Its name derives from the Latin root “lavare,” which literally means “to wash.” The earliest recorded use of lavender dates back to ancient Egypt. There, lavender oil played a role in the mummification process.

During later times, lavender became a bath additive in several regions, including Persia, ancient Greece, and Rome. These cultures believed that lavender helped purify the body and mind.

Since ancient times, lavender has been used to treat many different ailments, including:

  • mental health issues
  • anxiety
  • insomnia
  • depression
  • headaches
  • hair loss
  • nausea
  • acne
  • toothaches
  • skin irritations
  • cancer

The many uses of lavender

Lavender is a multipurpose plant. People use lavender in many ways to promote good health and well-being.

Aromatherapy

Lavender is most commonly used in aromatherapy. The fragrance from the oils of the lavender plant is believed to help promote calmness and wellness. It’s also said to help reduce stress, anxiety, and possibly even mild pain. A study in the Journal of Alternative and Complementary Medicine found that topically applying lavender, plus sage and rose, could reduce the severity of menstrual cramps.

Potential cancer and dementia help

According to the National Cancer Institute, aromatherapy can help patients manage the side effects of cancer treatment. Smell receptors send messages to the brain that can affect mood. Aromatherapy may also help adults who suffer from dementia.

While many people swear by its aromatic healing powers, the scientific community is not so sure. Many of the tests conducted around lavender have had conflicting results.

Sleep aid

Once upon a time, lavender was recommended for people suffering from insomnia or other sleep disorders. People stuffed their pillows with lavender flowers to help them fall asleep and get a better night’s rest.

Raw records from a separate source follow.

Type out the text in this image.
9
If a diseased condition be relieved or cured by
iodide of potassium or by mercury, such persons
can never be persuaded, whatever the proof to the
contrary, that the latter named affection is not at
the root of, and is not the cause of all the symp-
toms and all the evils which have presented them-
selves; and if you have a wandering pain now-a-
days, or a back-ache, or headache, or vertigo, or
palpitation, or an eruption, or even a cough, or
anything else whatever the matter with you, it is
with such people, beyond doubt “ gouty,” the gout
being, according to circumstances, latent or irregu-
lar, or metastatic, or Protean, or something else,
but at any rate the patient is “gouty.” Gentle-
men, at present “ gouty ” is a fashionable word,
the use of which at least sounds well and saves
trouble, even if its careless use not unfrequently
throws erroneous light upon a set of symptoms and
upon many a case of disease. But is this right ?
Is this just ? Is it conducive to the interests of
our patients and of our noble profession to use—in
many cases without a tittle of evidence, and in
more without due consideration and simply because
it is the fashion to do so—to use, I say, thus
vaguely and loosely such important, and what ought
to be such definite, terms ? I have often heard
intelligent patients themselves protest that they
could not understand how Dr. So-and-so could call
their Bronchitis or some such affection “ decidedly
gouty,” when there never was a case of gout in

Today, aromatherapists use lavender to treat headaches and nervousness or restlessness. Massage therapists sometimes apply lavender oil to the skin, which might function both as a calming agent and a sleep aid. In Germany, lavender tea has been approved as a supplement to treat sleep disruptions, restlessness, and stomach irritation.

Skin and hair conditions

Topical use of lavender oil might help to treat a disease called alopecia aerate, which causes a person’s hair to fall out in patches. In one study, published in the Archives of Dermatology, people rubbed the essential oils of lavender, thyme, rosemary, and cedarwood on the areas where hair had fallen out. Some people experienced hair regrowth over the course of seven months. However, there was no way for the researchers to determine which of the oils was responsible.

When applied to the skin, lavender oils have shown positive results in helping with eczema, acne, sunburns, and diaper rash. Consider trying this chamomile-lavender body cream home remedy to help soothe irritated skin from sunburns and diaper rash.

Lavender and you

Many people have enjoyed the pleasing fragrance of lavender and used it to treat a variety of conditions. People say its uses range from helping them calm down and get a good night’s sleep to managing sleeplessness, anxiety, and menstrual cramps. Though reports from the medical experts are mixed, lavender does have many potential benefits that you might want to try.